Most objects will rely on a built-in generator for key generation. Some objects, however (in particular, those used in collection tables) may rely on composite keys. An example of this is shown in the ownership table in Chapter 3. Listing 6.6 shows the description of the ownership table as given by MySQL. Note that the table has two primary keys. In the discussion that follows, we will assume that the most popular use of composite keys is for collection tables (of course this may not be true for certain applications), and therefore we will discuss them in that context.

Listing 6.6. Composite Identity Example

mysql> desc ownership;
+-------------+------------+------+-----+---------+-------+
| Field       | Type       | Null | Key | Default | Extra |
+-------------+------------+------+-----+---------+-------+
| owner_id    | bigint(20) |      | PRI | 0       |       |
| artifact_id | bigint(20) |      | PRI | 0       |       |
+-------------+------------+------+-----+---------+-------+

On reflection, you will realize that this makes it difficult to work individual records outside the context of the related objects. Although this is largely a non-issue, it makes working with composite identity records more difficult as you develop certain complex relationships. If you are content to allow Hibernate to manage your collections, and do not impose any additional fields beyond those Hibernate requires for the collection (for example, index columns as needed, but no additional data fields), you may never need to deal with composite identity directly.

Putting this in the context of the example application shown in Chapter 3, you will note that there is no class-level declaration of the ownership table. Instead, all references to the ownership table are made via collection-tag bindings. Listing 6.7 shows one side of this binding from the Artifact.hbm.xml file. A similar (but inverted) binding exists in the Owner.hbm.xml file.

Listing 6.7. One Side of a Collection

<set name="owners" table="ownership" lazy="false" inverse="true" cascade="none"
 sort="unsorted">
<key column="artifact_id"/>
<many-to-many class="com.cascadetg.ch03.Owner" column="owner_id" outer-join="auto"/>
</set>

Thus, even though this application uses a table with composite identity, there is no need to explicitly deal with the composite-identity as such; Hibernate takes care of this for us.

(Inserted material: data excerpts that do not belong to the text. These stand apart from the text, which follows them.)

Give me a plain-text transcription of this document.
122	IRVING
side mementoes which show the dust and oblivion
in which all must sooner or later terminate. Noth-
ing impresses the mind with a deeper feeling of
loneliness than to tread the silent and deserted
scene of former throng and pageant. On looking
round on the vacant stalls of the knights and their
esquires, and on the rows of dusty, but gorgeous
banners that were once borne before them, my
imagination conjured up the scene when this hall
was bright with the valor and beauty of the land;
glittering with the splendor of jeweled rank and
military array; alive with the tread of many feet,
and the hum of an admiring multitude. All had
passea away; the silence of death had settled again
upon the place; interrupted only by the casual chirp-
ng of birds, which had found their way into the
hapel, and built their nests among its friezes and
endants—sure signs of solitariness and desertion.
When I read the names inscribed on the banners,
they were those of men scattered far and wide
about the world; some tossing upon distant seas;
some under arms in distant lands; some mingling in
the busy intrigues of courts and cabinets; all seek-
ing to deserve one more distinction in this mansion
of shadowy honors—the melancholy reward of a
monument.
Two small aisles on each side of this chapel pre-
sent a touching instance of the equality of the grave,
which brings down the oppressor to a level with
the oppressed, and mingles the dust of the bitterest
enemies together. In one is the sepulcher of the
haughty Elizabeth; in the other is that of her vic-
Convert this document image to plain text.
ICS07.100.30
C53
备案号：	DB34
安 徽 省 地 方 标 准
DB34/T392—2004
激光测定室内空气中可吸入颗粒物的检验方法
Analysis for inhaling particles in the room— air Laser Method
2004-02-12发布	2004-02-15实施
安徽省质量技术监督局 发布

In certain situations, particularly when working with a legacy database schema, you won't have the luxury of a pure collection table. In situations in which you have a collection table with additional data, you are often best off representing the collection table as an independent class (an example of which is shown in Chapter 4). In this case, the table identity may need to be modeled using a composite identity tag, such as composite-element, composite-id, or composite-index. These tags, described in Chapter 5, are used in combination with nested property tags to declare the columns used to manage the composite identifiers.

It's very important to correctly implement the Object.equals() and Object.hashCode() methods to correctly handle composite identity. The default methods, as shown in Listing 6.3 and Listing 6.4, should include all of the property values required to correctly map the composite identity, not just the getId() methods as shown.

Unsaved Value

Hibernate offers a feature that allows you to perform a save-or-update with a single method call (as shown in Table 6.7). In other words, let's say that you wish to either update an object (if it exists) or create it (if it doesn't). In order to know whether an object has been created (at least from the perspective of the application running in the JVM), Hibernate will inspect certain values to see if they have been set.

The most immediate and obvious example is the primary key (or id) of the object. For example, perhaps you are using a java.lang.Long to track the primary key of an object. If this field is set to null, then Hibernate knows that the object has not been saved in the database. Similarly, if the value is not null, then Hibernate knows that the object has a primary key and therefore must exist in the database (because null is the unsaved value).

This use of a null is an important reason to use the object version of a value (e.g., java.lang.Long) instead of the primitive form (e.g., long). While null values are sometimes simulated with a primitive (e.g., 0 or -1), this is a fragile and non-standard approach. Normally, this is the most significant impact of the notion of unsaved value, but as you develop complex data models or cope with certain legacy data models, you may find other reasons to change the notion of an unsaved value.